[sdiy] FM math question
Magnus Danielson
magnus at rubidium.dyndns.org
Fri Oct 17 00:10:45 CEST 2008
Ian Fritz wrote:
> At 11:39 AM 10/16/2008, Mattias Rickardsson wrote:
>> A saw core vco with a saw->tri->sin shaper is a vc sine oscillator. You
then modulate this sine with another sine, and get an appropriate
result.
>> Am I missing something?
>
> Well, you don't modulate the final sine. The modulation is of the core
saw, before the wave multiplication. Since the multiplication is a
nonlinear process it would seem to me that the results would be
different for the two cases. Maybe not. <shrug>
The key issue is if the non-linear mapping has memory effects or not. To
be strict, real applications always have memory effects, but usually we
can approximate things not to have memory effect. Then it becomes a an
aspect of f(p(t)) where p(t) is the phase function over time and f(x) is
the waveform function on the phase x. For most non-linear waveshapers we
are memoryless mapping-functions. Step-wise non-linear mappings of g(x)

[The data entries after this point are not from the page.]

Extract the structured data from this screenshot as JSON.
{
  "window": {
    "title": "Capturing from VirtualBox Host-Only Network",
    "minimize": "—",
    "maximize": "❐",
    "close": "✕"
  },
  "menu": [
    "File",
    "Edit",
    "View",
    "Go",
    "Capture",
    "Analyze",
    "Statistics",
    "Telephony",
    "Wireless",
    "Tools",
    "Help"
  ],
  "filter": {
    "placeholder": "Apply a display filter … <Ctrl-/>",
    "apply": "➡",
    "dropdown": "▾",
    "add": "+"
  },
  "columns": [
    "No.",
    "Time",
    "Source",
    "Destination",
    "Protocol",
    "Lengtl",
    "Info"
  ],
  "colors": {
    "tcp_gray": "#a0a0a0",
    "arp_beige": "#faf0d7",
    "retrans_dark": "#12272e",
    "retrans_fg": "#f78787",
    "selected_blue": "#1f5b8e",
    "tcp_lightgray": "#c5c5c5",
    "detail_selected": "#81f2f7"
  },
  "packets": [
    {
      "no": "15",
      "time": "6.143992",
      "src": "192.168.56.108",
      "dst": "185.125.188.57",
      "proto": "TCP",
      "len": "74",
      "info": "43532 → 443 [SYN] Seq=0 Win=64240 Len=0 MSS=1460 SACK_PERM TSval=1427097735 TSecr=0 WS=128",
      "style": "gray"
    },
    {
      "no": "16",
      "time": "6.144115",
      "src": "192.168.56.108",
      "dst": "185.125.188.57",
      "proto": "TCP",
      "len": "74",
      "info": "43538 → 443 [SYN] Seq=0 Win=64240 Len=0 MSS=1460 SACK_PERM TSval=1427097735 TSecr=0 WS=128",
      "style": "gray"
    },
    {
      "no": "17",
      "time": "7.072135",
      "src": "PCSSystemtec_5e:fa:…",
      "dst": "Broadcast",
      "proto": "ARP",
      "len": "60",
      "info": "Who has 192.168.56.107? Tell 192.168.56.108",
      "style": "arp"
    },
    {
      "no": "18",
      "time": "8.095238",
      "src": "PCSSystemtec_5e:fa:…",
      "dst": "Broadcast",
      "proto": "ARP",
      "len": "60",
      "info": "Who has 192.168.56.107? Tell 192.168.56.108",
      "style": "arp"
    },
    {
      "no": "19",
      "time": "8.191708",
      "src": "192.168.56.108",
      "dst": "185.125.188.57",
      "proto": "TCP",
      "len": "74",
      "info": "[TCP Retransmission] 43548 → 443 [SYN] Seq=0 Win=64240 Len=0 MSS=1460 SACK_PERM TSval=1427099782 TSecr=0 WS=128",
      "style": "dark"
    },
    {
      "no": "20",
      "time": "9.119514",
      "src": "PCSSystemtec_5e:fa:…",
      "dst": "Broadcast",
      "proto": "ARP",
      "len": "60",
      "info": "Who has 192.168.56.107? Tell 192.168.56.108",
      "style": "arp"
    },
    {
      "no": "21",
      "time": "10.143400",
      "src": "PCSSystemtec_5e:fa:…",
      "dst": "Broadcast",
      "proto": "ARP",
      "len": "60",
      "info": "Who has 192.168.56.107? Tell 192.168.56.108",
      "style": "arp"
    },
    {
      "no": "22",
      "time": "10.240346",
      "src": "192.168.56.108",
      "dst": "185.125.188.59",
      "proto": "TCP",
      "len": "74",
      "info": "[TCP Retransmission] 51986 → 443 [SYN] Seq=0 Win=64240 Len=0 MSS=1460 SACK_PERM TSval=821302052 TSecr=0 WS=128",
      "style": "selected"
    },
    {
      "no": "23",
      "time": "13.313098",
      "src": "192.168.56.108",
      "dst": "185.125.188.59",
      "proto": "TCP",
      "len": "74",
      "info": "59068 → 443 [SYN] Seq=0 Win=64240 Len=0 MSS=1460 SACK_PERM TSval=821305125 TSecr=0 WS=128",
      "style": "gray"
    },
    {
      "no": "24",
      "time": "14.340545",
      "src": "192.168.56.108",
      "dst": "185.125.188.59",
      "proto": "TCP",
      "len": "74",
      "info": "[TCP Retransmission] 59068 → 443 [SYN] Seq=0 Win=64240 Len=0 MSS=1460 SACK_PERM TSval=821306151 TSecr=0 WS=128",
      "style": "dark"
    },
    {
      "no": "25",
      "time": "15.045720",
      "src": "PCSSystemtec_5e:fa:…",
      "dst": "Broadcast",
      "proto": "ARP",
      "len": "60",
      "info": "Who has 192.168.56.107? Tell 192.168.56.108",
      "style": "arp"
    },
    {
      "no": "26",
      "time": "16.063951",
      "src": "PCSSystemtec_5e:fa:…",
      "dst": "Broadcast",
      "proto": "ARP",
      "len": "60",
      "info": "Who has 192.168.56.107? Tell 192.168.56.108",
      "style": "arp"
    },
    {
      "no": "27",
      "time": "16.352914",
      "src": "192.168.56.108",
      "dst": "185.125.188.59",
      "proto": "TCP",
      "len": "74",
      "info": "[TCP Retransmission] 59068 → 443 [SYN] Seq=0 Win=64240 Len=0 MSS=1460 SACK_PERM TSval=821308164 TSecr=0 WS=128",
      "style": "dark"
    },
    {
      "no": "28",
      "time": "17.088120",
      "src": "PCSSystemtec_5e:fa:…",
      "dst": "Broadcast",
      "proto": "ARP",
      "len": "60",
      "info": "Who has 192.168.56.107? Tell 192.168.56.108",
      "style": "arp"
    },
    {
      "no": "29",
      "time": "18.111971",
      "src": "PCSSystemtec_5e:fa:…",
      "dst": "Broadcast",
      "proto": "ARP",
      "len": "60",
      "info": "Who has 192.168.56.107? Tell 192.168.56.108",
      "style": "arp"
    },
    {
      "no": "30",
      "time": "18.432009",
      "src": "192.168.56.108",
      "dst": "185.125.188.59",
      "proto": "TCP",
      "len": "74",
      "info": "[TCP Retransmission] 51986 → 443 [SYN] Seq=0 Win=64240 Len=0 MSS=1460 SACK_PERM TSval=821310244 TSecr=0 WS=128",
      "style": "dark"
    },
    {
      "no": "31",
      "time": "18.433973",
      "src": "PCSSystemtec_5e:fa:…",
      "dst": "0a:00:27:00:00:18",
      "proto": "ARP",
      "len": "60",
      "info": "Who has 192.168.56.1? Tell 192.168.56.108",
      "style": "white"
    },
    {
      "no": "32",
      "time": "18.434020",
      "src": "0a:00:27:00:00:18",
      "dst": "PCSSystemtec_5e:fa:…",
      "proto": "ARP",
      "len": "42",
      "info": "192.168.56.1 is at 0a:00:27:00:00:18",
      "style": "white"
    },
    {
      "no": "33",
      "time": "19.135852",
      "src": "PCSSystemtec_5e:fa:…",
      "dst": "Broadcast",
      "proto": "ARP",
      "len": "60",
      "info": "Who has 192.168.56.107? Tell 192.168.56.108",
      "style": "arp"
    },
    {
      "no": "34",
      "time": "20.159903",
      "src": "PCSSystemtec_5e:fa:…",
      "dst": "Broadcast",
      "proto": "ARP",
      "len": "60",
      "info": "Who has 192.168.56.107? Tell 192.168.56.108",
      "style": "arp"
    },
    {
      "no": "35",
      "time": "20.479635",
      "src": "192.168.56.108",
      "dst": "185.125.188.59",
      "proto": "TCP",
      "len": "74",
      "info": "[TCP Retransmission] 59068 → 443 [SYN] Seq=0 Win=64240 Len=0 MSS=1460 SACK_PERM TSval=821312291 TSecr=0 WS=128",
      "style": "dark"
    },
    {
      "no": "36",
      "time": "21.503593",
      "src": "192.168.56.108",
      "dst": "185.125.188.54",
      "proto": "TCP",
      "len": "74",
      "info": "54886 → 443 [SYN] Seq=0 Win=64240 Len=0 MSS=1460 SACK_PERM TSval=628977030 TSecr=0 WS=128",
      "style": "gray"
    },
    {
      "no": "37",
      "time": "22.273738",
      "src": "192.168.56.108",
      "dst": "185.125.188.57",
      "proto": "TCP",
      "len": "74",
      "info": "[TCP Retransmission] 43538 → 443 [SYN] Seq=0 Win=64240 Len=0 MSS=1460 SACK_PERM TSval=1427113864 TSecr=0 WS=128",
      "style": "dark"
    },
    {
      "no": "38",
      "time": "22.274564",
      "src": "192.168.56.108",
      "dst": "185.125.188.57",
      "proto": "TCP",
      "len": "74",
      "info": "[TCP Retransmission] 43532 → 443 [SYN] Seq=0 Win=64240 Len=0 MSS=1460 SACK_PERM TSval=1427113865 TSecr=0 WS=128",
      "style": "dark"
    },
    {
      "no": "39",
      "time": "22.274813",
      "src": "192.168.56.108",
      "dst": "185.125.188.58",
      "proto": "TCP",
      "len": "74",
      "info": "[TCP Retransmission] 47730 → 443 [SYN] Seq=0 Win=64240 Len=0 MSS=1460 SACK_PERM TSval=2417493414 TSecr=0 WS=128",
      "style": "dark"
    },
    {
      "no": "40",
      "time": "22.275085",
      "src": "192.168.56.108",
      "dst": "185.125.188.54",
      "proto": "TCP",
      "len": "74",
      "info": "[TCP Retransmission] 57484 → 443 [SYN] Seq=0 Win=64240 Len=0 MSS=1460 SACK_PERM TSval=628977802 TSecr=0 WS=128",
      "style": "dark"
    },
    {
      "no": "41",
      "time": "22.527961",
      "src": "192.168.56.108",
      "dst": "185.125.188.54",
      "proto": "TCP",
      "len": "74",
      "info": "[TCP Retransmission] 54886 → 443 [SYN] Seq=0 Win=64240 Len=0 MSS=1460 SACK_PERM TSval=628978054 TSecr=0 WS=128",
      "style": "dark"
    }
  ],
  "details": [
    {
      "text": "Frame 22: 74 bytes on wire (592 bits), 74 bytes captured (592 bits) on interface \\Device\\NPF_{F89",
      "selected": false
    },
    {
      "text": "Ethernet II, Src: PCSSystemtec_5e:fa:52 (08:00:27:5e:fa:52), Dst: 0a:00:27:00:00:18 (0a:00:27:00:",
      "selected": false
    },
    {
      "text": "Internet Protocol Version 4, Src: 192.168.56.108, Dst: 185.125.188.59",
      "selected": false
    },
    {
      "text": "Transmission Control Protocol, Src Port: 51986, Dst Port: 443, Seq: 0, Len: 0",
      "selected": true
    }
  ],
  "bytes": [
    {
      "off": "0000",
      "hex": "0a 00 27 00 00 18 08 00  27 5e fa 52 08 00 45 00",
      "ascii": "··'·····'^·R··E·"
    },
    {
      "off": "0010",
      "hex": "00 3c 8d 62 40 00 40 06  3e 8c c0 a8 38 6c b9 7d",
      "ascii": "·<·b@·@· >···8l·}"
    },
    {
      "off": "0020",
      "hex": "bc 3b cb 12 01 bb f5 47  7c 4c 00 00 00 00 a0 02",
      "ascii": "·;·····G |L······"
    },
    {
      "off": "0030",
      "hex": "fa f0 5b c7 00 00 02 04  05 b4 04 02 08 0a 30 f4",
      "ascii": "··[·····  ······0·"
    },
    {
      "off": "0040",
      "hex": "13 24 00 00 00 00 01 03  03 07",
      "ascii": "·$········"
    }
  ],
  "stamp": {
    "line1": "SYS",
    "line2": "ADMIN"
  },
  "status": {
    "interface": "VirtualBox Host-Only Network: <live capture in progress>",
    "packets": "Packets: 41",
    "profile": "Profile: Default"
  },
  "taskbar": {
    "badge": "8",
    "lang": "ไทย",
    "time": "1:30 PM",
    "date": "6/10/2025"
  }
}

followed by h(x) becomes h(g(x)) which we can reduce as a combined f(x) =
h(g(x)) without changing anything, thus if we realize f(x) directly or
indirectly through g(x) and h(x) is not relevant as long as they are
equalent. Thus, an analysis done for f(x) will be valid for h(g(x)) as
long as f(x) = h(g(x)). This is what I assumed all along.
If either h(x) or g(x) has memory effects, they depend on t as well and
then it all becomes ugly in a new level.